The subject of Human Trafficking is appearing in the press this month largely because of the Foreign Policy Association?s "Great Decisions Program." Sixty Minutes ran one dispiriting feature of a human rights official in Northern India trying to get enforcement from indifferent police to raid a prostitution ring. It seems that the reluctant police warned the fathers in advance, fathers who were the pimps selling their own daughters.
Years ago, a reporter in Lagos, Nigeria saw a busboy from the hotel filling water bottles from a city tap. "What are you doing!" he said in alarm. "You foreigners like your waters in bottles," said the boy. The reporter then understood why they all got so sick. Hearing this story, I then understood that just as we think water in bottles is safe, we think that because something is in numbers, it is real.
The Great Decisions casebook that came from New York this year was full of charts and numbers in the chapter on human trafficking that cannot possibly have been gathered from reality. You cannot convince me that anybody can go around in a Muslim country door to door asking how many women in the household are slaves from Bangladesh! Nor has anyone gone into the combat zone where Boko Haram has murdered civilians or sold kidnapped girls at a slave market and counted bodies or counted slave sales. Where are they getting these numbers?
How do we know the casualties in the Democratic Republic of the Congo civil wars?
How do we know how many Muslims there are in the world? Who is providing those numbers? Propagandists? Do we really know the population of Afghanistan? Is a census being taken? Do we really know life expectancy?
In the West, where census taking is the most reliable, does "religion" ever appear on the census or do we politely shy away from such a rude question? In the United States, when we do try to find out how many people go to church on a Sunday, people say one thing, and when someone goes around counting cars in a church parking lot, we find far fewer cars than we would expect. What does it mean when one says that one is a Christian, or a Jew, or a Muslim even in the Western world? And what does it mean in Indonesia or Saudi Arabia or Iran? What does it mean in Tehran or an Afghan village? Do the numbers that someone spins mean anything?
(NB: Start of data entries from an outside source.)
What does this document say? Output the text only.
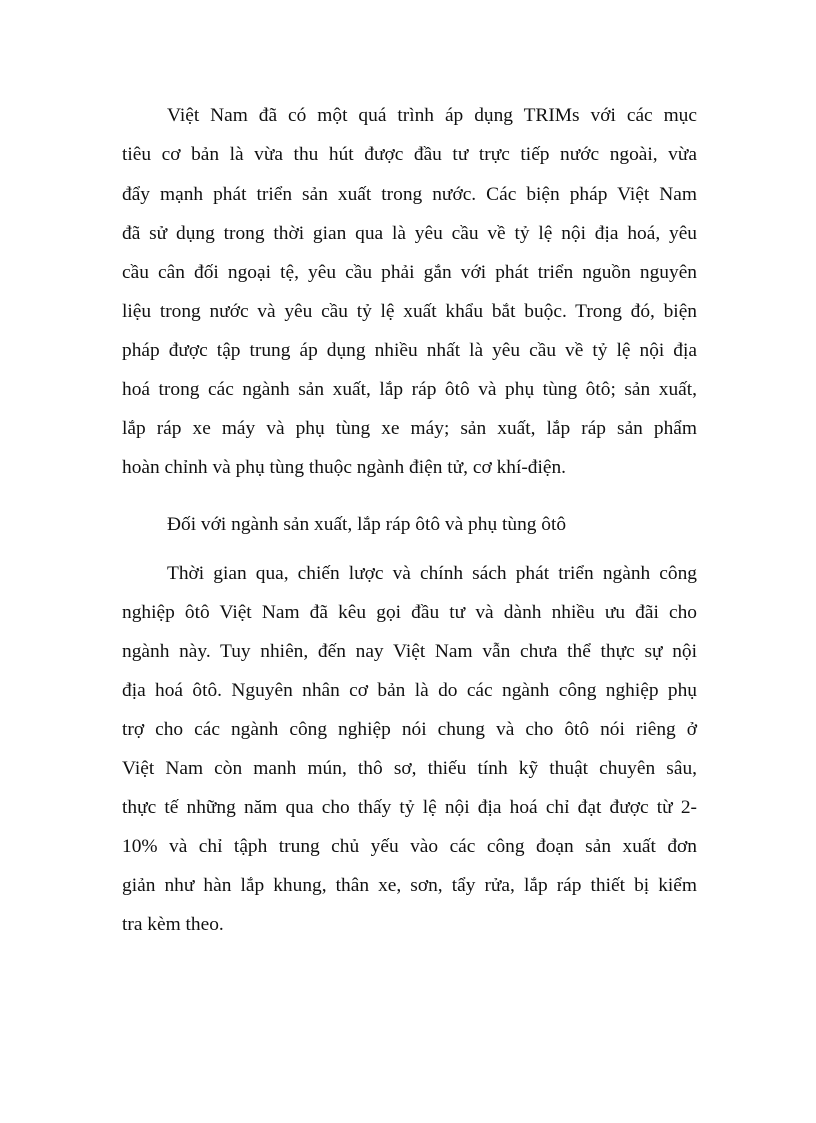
Việt Nam đã có một quá trình áp dụng TRIMs với các mục
tiêu cơ bản là vừa thu hút được đầu tư trực tiếp nước ngoài, vừa
đẩy mạnh phát triển sản xuất trong nước. Các biện pháp Việt Nam
đã sử dụng trong thời gian qua là yêu cầu về tỷ lệ nội địa hoá, yêu
cầu cân đối ngoại tệ, yêu cầu phải gắn với phát triển nguồn nguyên
liệu trong nước và yêu cầu tỷ lệ xuất khẩu bắt buộc. Trong đó, biện
pháp được tập trung áp dụng nhiều nhất là yêu cầu về tỷ lệ nội địa
hoá trong các ngành sản xuất, lắp ráp ôtô và phụ tùng ôtô; sản xuất,
lắp ráp xe máy và phụ tùng xe máy; sản xuất, lắp ráp sản phẩm
hoàn chỉnh và phụ tùng thuộc ngành điện tử, cơ khí-điện.
Đối với ngành sản xuất, lắp ráp ôtô và phụ tùng ôtô
Thời gian qua, chiến lược và chính sách phát triển ngành công
nghiệp ôtô Việt Nam đã kêu gọi đầu tư và dành nhiều ưu đãi cho
ngành này. Tuy nhiên, đến nay Việt Nam vẫn chưa thể thực sự nội
địa hoá ôtô. Nguyên nhân cơ bản là do các ngành công nghiệp phụ
trợ cho các ngành công nghiệp nói chung và cho ôtô nói riêng ở
Việt Nam còn manh mún, thô sơ, thiếu tính kỹ thuật chuyên sâu,
thực tế những năm qua cho thấy tỷ lệ nội địa hoá chỉ đạt được từ 2-
10% và chỉ tậph trung chủ yếu vào các công đoạn sản xuất đơn
giản như hàn lắp khung, thân xe, sơn, tẩy rửa, lắp ráp thiết bị kiểm
tra kèm theo.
Is human trafficking going on around the world? Indeed it is. How do we know this? We know it by the escapees. We know it by the occasional and much-too infrequent arrests. We know it by the horror stories and by the horrific amounts of money that appear to be involved in this illegal trade. Somebody is making fortunes out of the misery of others, and we do know what the elements are. The majority of victims appear to be women and children, who are always the most vulnerable, and their uses are mostly forced labor and sex.
Every region of the world is tainted by this trafficking, and it is shameful! Africa, India, and the Middle East appear to be the most abusive, but the Russians have the longest history of exploiting women sexually (their history of this goes back centuries of providing blonde beauties from the Caucasus to the Muslim harem slave markets). One new and horrific market is providing kidneys, needless to say, not voluntarily.
Are we including in the notion of "trafficking" the handing over of underage children as "brides?" The pictures of underage little girls in mass "weddings" that appeared in a recent National Geographic taking place in Yemen certainly looked like trafficking to me. Money certainly changed hands, and the terror on the faces of the children spoke volumes. But who?s counting.
Is anyone counting the little boys offering up their bodies to tourists in Central America or Egypt or Thailand?
I suggest that we fall out of love with numbers and start asking where these fake numbers come from. Is "60 Minutes" listening?